Managing the Government’s Wallet

GW Law professors call for stronger intergovernmental purchasing regulations on Capitol Hill.

February 8, 2010

Three GW Law professors testified before the U.S. Senate on flexible purchasing arrangements and government contract regulations Feb. 25.

Steven Schooner, associate professor of law and co-director of GW’s Government Procurement Law Program; Joshua Schwartz, E.K. Gubin Professor of Government Contracts Law and co-director of the Government Procurement Law Program; and Ralph Nash, professor emeritus of government contracts law, joined a panel to discuss inter-agency purchasing behaviors and offer recommendations for controls with the Senate Committee on Homeland Security and Governmental Affairs Subcommittee on Contracting Oversight at the Dirksen Senate Office Building. 

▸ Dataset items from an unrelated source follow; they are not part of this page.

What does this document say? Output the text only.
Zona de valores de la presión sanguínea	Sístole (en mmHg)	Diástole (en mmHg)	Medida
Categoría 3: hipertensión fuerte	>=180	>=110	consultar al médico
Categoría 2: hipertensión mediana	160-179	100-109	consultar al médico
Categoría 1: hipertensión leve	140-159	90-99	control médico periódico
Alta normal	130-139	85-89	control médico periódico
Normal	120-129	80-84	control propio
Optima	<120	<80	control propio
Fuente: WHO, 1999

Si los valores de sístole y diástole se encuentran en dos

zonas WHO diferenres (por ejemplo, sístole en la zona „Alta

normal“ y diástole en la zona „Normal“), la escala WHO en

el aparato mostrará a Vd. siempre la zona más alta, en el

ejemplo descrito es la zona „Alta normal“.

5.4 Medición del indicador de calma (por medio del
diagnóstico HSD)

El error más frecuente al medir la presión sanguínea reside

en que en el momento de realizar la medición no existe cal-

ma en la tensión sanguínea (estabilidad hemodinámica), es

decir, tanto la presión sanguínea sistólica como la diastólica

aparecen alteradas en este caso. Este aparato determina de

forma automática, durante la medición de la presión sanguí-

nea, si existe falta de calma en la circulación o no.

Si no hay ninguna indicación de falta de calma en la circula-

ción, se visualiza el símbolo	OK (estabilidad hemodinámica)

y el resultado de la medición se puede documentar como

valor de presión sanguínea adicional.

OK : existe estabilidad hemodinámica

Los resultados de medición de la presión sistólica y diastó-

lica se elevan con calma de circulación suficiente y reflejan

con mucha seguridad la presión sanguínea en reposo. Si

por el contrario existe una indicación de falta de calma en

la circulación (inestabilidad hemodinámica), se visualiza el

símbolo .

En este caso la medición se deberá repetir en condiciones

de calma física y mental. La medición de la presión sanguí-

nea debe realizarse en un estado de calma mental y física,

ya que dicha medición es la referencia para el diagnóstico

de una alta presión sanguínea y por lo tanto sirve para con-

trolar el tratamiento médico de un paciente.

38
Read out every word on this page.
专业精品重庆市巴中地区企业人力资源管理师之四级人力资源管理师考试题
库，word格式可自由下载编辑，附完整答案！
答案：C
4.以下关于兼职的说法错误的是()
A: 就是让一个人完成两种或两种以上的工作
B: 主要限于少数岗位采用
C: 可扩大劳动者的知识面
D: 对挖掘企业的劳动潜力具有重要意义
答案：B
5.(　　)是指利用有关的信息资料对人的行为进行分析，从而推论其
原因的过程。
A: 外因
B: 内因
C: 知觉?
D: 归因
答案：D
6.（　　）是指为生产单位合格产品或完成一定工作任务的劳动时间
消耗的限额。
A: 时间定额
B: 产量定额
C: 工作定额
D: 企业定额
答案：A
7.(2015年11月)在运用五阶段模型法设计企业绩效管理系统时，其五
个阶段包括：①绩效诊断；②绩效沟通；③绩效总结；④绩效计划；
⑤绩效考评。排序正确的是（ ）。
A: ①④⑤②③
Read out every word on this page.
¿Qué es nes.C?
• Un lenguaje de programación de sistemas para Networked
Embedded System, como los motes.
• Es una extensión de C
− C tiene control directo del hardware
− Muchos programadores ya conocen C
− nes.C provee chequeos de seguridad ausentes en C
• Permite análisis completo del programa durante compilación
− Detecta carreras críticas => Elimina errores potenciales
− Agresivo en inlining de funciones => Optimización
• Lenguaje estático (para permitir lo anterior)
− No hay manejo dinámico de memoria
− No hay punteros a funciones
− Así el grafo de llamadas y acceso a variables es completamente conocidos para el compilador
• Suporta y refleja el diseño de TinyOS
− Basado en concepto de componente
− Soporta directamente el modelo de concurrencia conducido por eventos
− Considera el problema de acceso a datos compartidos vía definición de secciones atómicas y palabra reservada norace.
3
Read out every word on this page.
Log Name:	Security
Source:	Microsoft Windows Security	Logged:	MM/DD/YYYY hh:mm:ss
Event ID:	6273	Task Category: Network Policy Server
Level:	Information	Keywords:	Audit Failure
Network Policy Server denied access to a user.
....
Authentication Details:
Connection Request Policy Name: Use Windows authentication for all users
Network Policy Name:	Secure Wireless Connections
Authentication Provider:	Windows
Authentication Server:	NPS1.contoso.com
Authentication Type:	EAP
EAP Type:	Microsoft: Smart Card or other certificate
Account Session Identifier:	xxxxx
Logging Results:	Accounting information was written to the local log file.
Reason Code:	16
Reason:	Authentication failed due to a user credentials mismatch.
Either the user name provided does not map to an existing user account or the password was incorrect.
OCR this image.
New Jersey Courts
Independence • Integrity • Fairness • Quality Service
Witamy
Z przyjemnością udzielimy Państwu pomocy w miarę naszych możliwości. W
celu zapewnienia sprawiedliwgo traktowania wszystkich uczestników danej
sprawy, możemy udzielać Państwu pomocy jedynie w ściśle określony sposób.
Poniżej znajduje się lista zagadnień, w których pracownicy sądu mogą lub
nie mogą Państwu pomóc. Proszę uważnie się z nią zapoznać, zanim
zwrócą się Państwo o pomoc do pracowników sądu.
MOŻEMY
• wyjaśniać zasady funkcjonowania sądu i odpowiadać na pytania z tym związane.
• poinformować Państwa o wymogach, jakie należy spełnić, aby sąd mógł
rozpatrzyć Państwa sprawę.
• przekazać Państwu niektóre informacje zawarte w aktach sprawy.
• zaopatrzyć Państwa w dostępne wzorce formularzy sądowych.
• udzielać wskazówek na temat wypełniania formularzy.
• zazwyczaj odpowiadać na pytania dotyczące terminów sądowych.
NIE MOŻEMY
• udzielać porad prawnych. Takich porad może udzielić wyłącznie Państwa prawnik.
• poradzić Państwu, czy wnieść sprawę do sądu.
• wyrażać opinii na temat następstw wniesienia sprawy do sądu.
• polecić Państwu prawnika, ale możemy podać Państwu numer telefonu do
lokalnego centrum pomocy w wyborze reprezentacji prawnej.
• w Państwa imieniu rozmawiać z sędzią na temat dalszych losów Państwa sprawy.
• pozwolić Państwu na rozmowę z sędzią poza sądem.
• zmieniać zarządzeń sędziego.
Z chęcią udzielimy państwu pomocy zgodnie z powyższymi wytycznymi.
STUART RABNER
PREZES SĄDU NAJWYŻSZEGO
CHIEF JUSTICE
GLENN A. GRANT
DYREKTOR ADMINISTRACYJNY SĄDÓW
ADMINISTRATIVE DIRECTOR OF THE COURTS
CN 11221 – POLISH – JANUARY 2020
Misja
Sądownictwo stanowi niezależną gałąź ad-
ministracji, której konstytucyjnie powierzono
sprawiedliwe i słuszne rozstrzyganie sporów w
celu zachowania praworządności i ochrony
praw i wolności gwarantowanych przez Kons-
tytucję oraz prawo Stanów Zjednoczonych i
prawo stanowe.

GW’s Government Procurement Law Program, which is celebrating its 50th anniversary this year, is known globally as a leader in field.

According to Mr. Schooner, interagency contracting occurs when one agency purchases goods for another agency for a small fee. The U.S. Department of Defense, for example, has a centralized office that purchases fuels for the various defense agencies so that the department can benefit from the economies of scale, which Mr. Schooner believes makes sense. But many other agencies offer buying services to other agencies for a fee without demonstrable benefits to the government or the public. That and the current lack of controls, argues Mr. Schooner, could prove damaging to the public good.

These arrangements have become increasingly popular, he says. “Agencies are now buying for others without real, legitimate justification for doing so,” says Mr. Schooner, who also testified earlier in the day on the contracting workforce in front the House Armed Services Committee’s Defense Acquisition Reform Panel. “You have agencies trying to generate revenue in ways that are not directly correlated to the purpose Congress had created them for in first place. Some of us think the system breaks down when this happens.”

Government purchasing is a lucrative field. Last year, Mr. Schooner says the United States federal government and the European Union spent $530 billion and well over one trillion euros, respectively, on goods, services and construction. Interagency contracting also received a lot of attention in 2004 during the Abu Ghraib prison scandal, says Mr. Schooner, when it was discovered contractors involved in the prison interrogations had been hired through interagency contracts without any management structure in place.

“There is some value in entrepreneurial efforts, as it's good for the government to be more flexible,” he says, “but basic oversight and management is very important.”